In one episode a bosomy client of Conway's sets her cap for the lawyer, so Goldie concocts a dumb story about his having a wife and children. In another Goldie encourages Perreau to take up painting, and a misunderstanding develops when she overhears the girl and a boy friend acting out parts in a play. The third, and most watchable episode, has Goldie dealing with two con artists who try to con her out of money allegedly for an orphanage (they are very well played by Robert Emhardt and Ellen Corby). This last episode at least has a couple of minor chuckles.

Unfortunately, the others are almost unwatchable. Hutton -- and I admit she was never one of my favorites -- is at her most over-bearing worst, shamelessly mugging, obvious and vulgar, and even seems drunk at times. Unlike Lucille Ball, Joan Davis and even Eve Arden, she has no real skill as a comedienne, but simply lumbers about trying desperately to get laughs.

Betty Hutton, producer, should have fired Betty Hutton, star. The show lasted only one season.

Verdict: Definitely "craptastic!" *. 


THE LIFE AND DEATH OF PETER SELLERS (2004). Director: Stephen Hopkins. Based on the biography by Roger Lewis. An Australian film shown on HBO in the U.S.
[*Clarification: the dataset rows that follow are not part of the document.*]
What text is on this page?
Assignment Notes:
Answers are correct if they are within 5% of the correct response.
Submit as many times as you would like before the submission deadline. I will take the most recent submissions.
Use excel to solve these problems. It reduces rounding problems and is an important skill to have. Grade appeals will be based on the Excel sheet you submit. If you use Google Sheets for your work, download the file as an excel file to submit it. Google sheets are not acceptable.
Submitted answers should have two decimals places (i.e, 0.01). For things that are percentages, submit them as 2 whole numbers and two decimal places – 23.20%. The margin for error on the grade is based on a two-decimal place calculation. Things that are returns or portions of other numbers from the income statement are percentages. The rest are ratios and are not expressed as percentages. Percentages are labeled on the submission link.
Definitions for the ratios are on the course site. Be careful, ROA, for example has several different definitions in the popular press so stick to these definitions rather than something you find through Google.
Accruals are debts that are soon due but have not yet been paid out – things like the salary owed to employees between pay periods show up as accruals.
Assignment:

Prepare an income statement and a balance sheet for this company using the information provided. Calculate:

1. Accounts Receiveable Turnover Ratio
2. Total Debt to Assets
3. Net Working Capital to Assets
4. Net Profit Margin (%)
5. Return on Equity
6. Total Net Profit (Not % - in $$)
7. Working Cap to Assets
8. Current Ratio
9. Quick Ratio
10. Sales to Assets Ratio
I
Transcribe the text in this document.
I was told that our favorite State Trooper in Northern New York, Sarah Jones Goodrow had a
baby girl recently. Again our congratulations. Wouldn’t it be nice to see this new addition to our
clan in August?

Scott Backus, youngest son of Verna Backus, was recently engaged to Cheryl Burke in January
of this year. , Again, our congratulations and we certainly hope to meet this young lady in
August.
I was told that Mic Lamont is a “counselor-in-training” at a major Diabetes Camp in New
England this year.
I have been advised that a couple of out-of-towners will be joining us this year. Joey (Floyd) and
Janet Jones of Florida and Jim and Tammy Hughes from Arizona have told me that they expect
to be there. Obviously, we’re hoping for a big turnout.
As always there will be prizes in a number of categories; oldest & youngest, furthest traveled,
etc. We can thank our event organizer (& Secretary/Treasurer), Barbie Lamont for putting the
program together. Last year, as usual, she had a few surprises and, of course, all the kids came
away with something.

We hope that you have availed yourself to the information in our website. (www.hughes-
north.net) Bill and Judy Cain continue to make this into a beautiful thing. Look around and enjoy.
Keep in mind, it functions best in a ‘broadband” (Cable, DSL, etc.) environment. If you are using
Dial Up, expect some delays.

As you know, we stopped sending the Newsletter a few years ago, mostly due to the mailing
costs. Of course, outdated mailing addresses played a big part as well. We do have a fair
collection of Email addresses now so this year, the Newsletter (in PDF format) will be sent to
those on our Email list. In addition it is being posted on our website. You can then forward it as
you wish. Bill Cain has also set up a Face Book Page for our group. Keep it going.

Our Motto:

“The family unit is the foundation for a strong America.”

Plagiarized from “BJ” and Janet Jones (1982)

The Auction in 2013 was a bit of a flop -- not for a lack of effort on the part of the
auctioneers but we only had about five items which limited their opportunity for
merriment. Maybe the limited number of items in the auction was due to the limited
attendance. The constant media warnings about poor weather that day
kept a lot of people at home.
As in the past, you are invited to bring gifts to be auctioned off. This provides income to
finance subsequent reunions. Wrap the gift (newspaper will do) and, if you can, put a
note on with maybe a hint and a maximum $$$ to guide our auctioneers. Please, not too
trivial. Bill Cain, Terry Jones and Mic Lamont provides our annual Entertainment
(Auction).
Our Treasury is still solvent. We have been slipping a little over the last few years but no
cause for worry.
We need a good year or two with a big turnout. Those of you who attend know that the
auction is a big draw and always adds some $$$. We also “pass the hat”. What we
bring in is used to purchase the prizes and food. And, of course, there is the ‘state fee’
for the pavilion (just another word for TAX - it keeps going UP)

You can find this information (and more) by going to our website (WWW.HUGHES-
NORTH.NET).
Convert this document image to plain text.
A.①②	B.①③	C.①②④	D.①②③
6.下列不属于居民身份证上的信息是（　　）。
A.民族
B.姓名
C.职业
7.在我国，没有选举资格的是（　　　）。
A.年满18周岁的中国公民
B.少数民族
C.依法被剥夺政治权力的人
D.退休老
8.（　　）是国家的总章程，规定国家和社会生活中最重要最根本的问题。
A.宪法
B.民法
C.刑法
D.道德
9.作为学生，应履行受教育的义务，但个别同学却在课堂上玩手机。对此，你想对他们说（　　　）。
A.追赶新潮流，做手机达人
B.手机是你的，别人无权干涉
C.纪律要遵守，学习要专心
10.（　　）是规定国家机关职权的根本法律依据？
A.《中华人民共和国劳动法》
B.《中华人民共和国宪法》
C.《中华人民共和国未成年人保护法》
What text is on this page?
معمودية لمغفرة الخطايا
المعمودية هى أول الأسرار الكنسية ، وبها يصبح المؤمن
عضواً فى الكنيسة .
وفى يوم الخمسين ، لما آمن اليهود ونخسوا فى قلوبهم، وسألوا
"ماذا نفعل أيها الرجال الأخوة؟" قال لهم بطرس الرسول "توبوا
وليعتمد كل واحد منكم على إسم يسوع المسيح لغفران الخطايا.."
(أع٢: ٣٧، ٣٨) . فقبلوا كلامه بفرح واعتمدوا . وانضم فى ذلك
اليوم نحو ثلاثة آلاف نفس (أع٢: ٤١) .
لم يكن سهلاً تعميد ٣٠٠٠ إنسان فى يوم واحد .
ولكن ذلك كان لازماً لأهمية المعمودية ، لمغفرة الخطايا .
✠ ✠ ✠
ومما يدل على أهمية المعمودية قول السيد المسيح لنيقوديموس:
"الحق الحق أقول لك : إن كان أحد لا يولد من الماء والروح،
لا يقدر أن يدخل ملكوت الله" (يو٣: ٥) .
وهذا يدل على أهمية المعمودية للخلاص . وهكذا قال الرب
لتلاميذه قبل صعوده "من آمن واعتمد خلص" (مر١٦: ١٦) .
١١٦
This biopic skips over most of Sellers' early life and really begins with him winning the British Academy Award. But a bigger problem is that director Hopkins eschews a sensible narrative style and has Sellers [as played by Geoffrey Rush] speaking directly to the audience, or dressing up and playing his wife at one point and his mother at another. This approach doesn't help the movie and certainly doesn't help us understand Peter Sellers. Emily Watson and Charlize Theron play the wives, Ann and Britt [Ekland]; John  Lithgow is Blake Edwards and Stanley Tucci is Stanley Kubrick. Miriam Margoyles does a nice job as Sellers' loving mother, Peg, as does James Bentley as her grandson, Michael. In its attempt to celebrate a great artist yet condemn him as kind of a prick, the movie succeeds in doing neither. Rush is fine, but the movie quickly becomes tedious. Who needs reproductions of Sellers' movies when we can see the real things for ourselves? And Rush was seen to better advantage in The King's Speech, a far better picture than this. Heck, Green Lantern, in which Rush only contributed a voice, is better than this.

Verdict: All you need to know about Sellers is in his movies. **.